AMD Confirms Ryzen 7 5800X3D Will Not Support Overclocking, Here's Why

AMD Ryzen 7 5800X3D
Did you catch our 2.5 Geeks webcast yesterday? If not, you definitely should—we sat down for a chat with AMD Director of Technical Marketing, Robert Hallock, primarily to take a deep dive into the Ryzen 6000 series based on the Zen 3+ architecture. However, we also touched on other topics, including a definitive answer on whether or not the Ryzen 7 5800X3D supports overclocking.

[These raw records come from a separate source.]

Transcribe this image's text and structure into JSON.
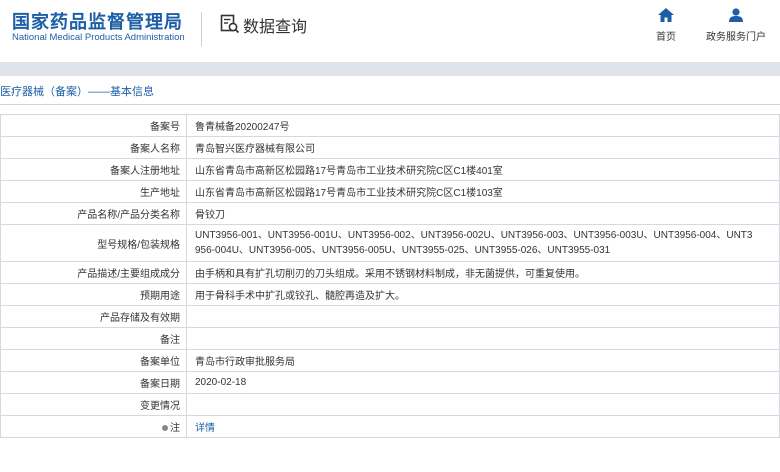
{
  "header": {
    "logo_cn": "国家药品监督管理局",
    "logo_en": "National Medical Products Administration",
    "search_title": "数据查询",
    "nav_home": "首页",
    "nav_portal": "政务服务门户",
    "brand_color": "#1d5fa6"
  },
  "breadcrumb": "医疗器械（备案）——基本信息",
  "rows": [
    {
      "label": "备案号",
      "value": "鲁青械备20200247号"
    },
    {
      "label": "备案人名称",
      "value": "青岛智兴医疗器械有限公司"
    },
    {
      "label": "备案人注册地址",
      "value": "山东省青岛市高新区松园路17号青岛市工业技术研究院C区C1楼401室"
    },
    {
      "label": "生产地址",
      "value": "山东省青岛市高新区松园路17号青岛市工业技术研究院C区C1楼103室"
    },
    {
      "label": "产品名称/产品分类名称",
      "value": "骨铰刀"
    },
    {
      "label": "型号规格/包装规格",
      "value_line1": "UNT3956-001、UNT3956-001U、UNT3956-002、UNT3956-002U、UNT3956-003、UNT3956-003U、UNT3956-004、UNT3",
      "value_line2": "956-004U、UNT3956-005、UNT3956-005U、UNT3955-025、UNT3955-026、UNT3955-031"
    },
    {
      "label": "产品描述/主要组成成分",
      "value": "由手柄和具有扩孔切削刃的刀头组成。采用不锈钢材料制成，非无菌提供，可重复使用。"
    },
    {
      "label": "预期用途",
      "value": "用于骨科手术中扩孔或铰孔、髓腔再造及扩大。"
    },
    {
      "label": "产品存储及有效期",
      "value": ""
    },
    {
      "label": "备注",
      "value": ""
    },
    {
      "label": "备案单位",
      "value": "青岛市行政审批服务局"
    },
    {
      "label": "备案日期",
      "value": "2020-02-18"
    },
    {
      "label": "变更情况",
      "value": ""
    },
    {
      "label": "注",
      "value": "详情"
    }
  ]
}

Spoiler: It does not, and for a good reason. As Hallock explained to us, this is AMD's first implementation of stacked 3D V-cache on a processor and that packaging technology has different voltage and frequency scaling than what some enthusiasts might be accustomed to.

"On the desktop parts, you've seen us ship parts that range up to 1.45 or event 1.5 volts in boost and that is not the limit for 3D V-cache technology. The voltage limit on [3D V-cache technology] is more like 1.3 to 1.35 volts," Hallock explained. "So, we are not going to allow overclocking, CPU core frequency overclocking or core voltage adjustment

The decision was made not to allow CPU core frequency overclocking or core voltage adjustments, as the Ryzen 7 5800X3D already uses and ranges up to the safe frequency and voltage limits and capabilities out of the box. That said, fabric overclocking remains enabled, and so does memory overclocking. So there are still some elements that enthusiasts and overclockers can tinker with on their Ryzen 7 5800X3D build.

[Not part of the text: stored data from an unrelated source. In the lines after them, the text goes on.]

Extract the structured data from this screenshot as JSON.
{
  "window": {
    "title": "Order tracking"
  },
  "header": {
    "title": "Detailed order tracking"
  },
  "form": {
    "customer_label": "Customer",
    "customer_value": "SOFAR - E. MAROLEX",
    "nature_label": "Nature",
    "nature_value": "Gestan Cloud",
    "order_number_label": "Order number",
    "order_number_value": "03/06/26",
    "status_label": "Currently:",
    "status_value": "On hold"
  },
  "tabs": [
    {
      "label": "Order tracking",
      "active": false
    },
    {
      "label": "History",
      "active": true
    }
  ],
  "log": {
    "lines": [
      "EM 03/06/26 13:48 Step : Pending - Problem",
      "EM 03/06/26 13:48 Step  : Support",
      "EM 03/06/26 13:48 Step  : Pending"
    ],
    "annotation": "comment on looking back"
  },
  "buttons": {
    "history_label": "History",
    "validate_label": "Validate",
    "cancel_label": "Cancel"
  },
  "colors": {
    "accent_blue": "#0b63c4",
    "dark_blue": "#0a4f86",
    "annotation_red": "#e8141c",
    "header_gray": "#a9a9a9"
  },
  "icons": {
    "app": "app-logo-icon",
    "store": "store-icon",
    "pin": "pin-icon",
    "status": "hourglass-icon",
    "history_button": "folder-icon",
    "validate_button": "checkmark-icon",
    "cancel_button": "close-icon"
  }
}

While some may be disappointed in this outcome, it actually represents a more aggressive approach by AMD rather than a conservative one. How so? The alternative was to wait on releasing a consumer chip with 3D V-cache until the technology is a bit further along, to where there's more flexibility in user-side tweaks.

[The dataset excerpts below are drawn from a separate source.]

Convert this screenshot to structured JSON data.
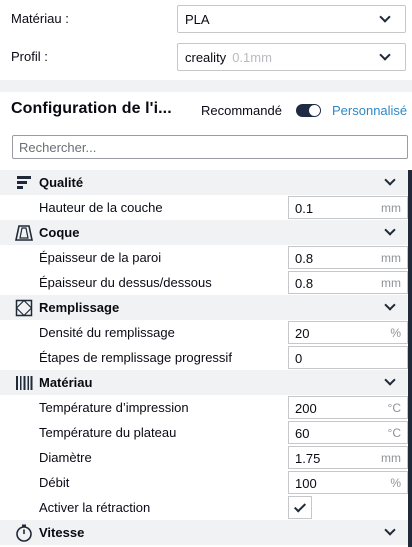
{
  "material_row": {
    "label": "Matériau :",
    "value": "PLA"
  },
  "profile_row": {
    "label": "Profil :",
    "value": "creality",
    "value_sub": "0.1mm"
  },
  "config": {
    "title": "Configuration de l'i...",
    "mode_recommended": "Recommandé",
    "mode_custom": "Personnalisé",
    "custom_enabled": true,
    "accent_color": "#2f88c6"
  },
  "search": {
    "placeholder": "Rechercher..."
  },
  "categories": [
    {
      "label": "Qualité",
      "icon": "layers-icon",
      "settings": [
        {
          "label": "Hauteur de la couche",
          "value": "0.1",
          "unit": "mm"
        }
      ]
    },
    {
      "label": "Coque",
      "icon": "shell-icon",
      "settings": [
        {
          "label": "Épaisseur de la paroi",
          "value": "0.8",
          "unit": "mm"
        },
        {
          "label": "Épaisseur du dessus/dessous",
          "value": "0.8",
          "unit": "mm"
        }
      ]
    },
    {
      "label": "Remplissage",
      "icon": "infill-icon",
      "settings": [
        {
          "label": "Densité du remplissage",
          "value": "20",
          "unit": "%"
        },
        {
          "label": "Étapes de remplissage progressif",
          "value": "0",
          "unit": ""
        }
      ]
    },
    {
      "label": "Matériau",
      "icon": "material-icon",
      "settings": [
        {
          "label": "Température d’impression",
          "value": "200",
          "unit": "°C"
        },
        {
          "label": "Température du plateau",
          "value": "60",
          "unit": "°C"
        },
        {
          "label": "Diamètre",
          "value": "1.75",
          "unit": "mm"
        },
        {
          "label": "Débit",
          "value": "100",
          "unit": "%"
        },
        {
          "label": "Activer la rétraction",
          "checked": true
        }
      ]
    },
    {
      "label": "Vitesse",
      "icon": "speed-icon",
      "settings": []
    }
  ]
}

"We work very hard to maximize our performance out of the box for and this is a very new thing we're trying with this 3D stacking thing, especially in the consumer space that's never seen it before," Hallock said. "We have a tough choice to make—do we we wait for that technology to mature a little bit on voltage and frequency tolerance, or do we go right now because the technological benefits are so good and people are always asking us, 'Just give me the best gaming chip for my money'. I mean, that's what I want. So, we made the choice, we're going to ship it."

It's a sound decision, and one that's made even better by AMD's recent announcement that it is formally supporting its Ryzen 5000 series CPUs on 300 series chipsets (X370, B350, A320) with its next AGESA update. That specifically includes the Ryzen 7 5800X3D, which AMD claims will deliver a 15 percent performance uplift in games. BIOS updates should start rolling out in May or April.